Take a player i ₂ furthest away in A from i ₁ in g ¹ (i.e., the/a player in A for which the length of the shortest path \(i_{2}\overset{g^{1}}{\rightarrow}i_{1}\) is the greatest). This means that i ₁ observes all players in A without using any of i ₂’s links; otherwise a player other than i ₂ would be furthest away in A from i ₁. There is then a best response of i ₂ where \(\overset{\leftarrow}{i_{2}i_{1}}\) is the only link with a player in A (if i ₂∈A∩B such a best response may include some other links with player in B∖A). Let i ₂ play that best response (or “play inertia” if it was his/her current strategy¹⁴), and let g ² denote the resulting \(\mathcal{K}\)-network. Note that in g ² node i ₁ still observes all nodes in A. Now we describe the induction step from a current network g ^k and a sequence of players in A, i ₁,i ₂,…,i _k , such that each player i _r (r=2,…,k) supports with i _r−1 the only link with players in A, and i ₁ observes all players in A. Let i _k+1 be the player furthest away in A from i _k in g ^k. Again, this means that i _k+1 observes all players in A without using any of i _k ’s links. There is then a best response of i _k+1 in which his/her only link with a node in A is the link with i _k , and i ₁ still observes all nodes in A. Repeat until {i ₀,i ₁,i ₂,…,i _k }=A. At this stage agent i ₁ observes all nodes in A∪B and he/she is the only node in A with possibly more than one link, then a best response of his/her is to form only one link with i _k and delete all others. At the end of this all players in A form a wheel and observe all players in A∪B.

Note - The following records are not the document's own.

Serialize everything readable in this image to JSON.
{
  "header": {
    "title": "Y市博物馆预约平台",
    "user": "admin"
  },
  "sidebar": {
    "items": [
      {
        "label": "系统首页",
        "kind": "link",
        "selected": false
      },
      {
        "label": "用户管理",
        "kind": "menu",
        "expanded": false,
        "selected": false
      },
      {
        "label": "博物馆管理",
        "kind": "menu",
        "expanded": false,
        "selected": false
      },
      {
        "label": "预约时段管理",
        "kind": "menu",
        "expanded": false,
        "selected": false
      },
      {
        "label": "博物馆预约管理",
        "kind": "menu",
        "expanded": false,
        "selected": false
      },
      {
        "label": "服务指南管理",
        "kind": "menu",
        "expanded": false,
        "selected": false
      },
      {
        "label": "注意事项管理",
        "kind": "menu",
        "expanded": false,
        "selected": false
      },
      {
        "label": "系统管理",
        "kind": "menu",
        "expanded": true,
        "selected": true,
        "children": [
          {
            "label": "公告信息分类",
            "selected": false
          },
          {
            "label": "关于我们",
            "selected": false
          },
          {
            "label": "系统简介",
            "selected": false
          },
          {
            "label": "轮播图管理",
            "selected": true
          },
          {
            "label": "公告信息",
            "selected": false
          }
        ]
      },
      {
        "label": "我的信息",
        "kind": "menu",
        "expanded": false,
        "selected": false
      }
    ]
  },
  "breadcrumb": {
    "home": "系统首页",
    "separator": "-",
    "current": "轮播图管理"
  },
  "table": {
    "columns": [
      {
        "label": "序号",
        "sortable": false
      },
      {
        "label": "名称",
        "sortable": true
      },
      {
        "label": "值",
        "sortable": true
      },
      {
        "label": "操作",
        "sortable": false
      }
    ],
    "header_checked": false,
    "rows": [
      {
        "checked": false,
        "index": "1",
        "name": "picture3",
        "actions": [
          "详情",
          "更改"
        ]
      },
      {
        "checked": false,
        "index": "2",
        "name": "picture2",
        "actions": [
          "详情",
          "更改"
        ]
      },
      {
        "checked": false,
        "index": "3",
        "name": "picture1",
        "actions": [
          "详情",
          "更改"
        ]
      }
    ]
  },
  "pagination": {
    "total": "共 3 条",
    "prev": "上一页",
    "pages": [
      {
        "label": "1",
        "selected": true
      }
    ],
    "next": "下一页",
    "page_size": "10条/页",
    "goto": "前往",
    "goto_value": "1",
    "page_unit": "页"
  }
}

Second step: Form an “8” consisting of this wheel containing all players in A and another one containing all players in B∖A and one player in A∩B.

Take a player j ₁ in A∩B that is linked by a player in A∖B (at least one must exist). Let j ₂ be the player in B∖A furthest away from j ₁. Let j ₂ play the best response consisting of forming a single link with j ₁. By reiterating this process a sequence j ₁,j ₂,…,j _l is formed where {j ₂,…,j _l }⊂B∖A and each node j _r (r=2,…,l) supports the only link with j _r−1, and j ₁ still observes all players in A∪B. Repeat until {j ₂,…,j _l }=B∖A. At this stage player j ₁ is the only one with possibly more than one link with players in B∖A and a best response of his/her is to form a single link in B∖A with j _l and keep the one with a player in A∖B. At the end of this we have a wheel containing all players in B∖A and player j ₁. Therefore this wheel and the one formed in the previous step form the desired “8”. If A∩B={j ₁} the network obtained is a strict Nash \(\mathcal{K}\)-network, otherwise:

Third step: We show that a sequence of best responses leads to two wheels, one containing all players in A, the other containing all players in B and both sharing a sequence of links containing all those in A∩B.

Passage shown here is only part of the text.